The Federal Reserve is setting out to do something it has never accomplished before: reduce inflation a lot without significantly raising unemployment. Central bank officials think it is possible with calibrated interest-rate increases that slow booming demand just enough to take steam out of an overheated economy. But even one of the Fed’s closest allies, U.S. Treasury Secretary Janet Yellen, sees the risk of failure. “It will require skill and also good luck,” the former Fed chair said in public comments in Washington last week. During the past 80 years, the Fed has never lowered inflation as much as it is setting out to do now—by 4 percentage points—without causing recession.

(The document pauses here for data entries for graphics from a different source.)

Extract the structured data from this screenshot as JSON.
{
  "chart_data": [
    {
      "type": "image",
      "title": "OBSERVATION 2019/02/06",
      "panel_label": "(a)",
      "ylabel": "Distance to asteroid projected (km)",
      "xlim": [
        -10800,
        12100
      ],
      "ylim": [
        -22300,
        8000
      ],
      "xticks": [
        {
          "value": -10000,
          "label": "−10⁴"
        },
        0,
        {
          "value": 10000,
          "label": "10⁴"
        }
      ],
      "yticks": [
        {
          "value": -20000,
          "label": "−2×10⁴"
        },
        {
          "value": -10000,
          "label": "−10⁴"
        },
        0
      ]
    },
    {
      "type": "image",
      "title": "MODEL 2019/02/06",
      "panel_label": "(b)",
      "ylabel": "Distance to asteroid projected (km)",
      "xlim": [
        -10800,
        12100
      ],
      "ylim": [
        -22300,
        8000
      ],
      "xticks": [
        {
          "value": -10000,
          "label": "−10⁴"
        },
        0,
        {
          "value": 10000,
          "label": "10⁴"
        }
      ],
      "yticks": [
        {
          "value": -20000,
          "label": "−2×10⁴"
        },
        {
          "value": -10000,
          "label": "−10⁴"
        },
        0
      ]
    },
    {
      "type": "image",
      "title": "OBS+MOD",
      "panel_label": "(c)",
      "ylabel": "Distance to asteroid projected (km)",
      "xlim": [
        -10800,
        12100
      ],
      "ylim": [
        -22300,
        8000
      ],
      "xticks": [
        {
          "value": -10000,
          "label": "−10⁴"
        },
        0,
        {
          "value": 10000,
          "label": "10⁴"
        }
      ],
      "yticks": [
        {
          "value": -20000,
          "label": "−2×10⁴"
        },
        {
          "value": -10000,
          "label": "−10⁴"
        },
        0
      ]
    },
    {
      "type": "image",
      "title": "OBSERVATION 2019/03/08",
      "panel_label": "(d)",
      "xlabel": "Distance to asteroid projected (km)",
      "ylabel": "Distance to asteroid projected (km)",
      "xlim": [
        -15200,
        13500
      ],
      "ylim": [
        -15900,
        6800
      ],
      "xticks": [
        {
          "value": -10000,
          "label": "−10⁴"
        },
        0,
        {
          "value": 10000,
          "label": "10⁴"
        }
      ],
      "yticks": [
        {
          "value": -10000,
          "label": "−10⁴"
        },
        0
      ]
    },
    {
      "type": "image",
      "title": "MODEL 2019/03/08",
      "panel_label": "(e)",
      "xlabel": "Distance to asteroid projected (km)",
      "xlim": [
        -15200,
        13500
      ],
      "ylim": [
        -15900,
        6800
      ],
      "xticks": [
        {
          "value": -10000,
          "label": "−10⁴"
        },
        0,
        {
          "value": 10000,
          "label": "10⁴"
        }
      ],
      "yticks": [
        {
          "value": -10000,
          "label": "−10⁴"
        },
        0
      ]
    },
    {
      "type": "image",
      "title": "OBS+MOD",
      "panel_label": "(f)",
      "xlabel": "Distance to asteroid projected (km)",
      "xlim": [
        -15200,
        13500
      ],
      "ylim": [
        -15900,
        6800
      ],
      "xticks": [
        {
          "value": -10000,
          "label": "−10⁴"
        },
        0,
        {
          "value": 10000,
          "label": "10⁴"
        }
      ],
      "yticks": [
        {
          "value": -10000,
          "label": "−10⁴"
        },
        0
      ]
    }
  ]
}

If the Fed is to land the plane safely, the labor market will be key. Typically during a recession joblessness rises sharply. At 3.6% the unemployment rate is now exceptionally low and demand for workers is so intense that companies have listed millions of unfilled job openings. Fed officials say they can curb that demand, causing employers to eliminate vacancies without laying off existing workers, and tamp down inflation without a recession—what economists would refer to as a “soft landing.”
St. Louis Fed President James Bullard cast doubt on need for a rate increase larger than 50 basis points.
Please remain safe and healthy, make today great.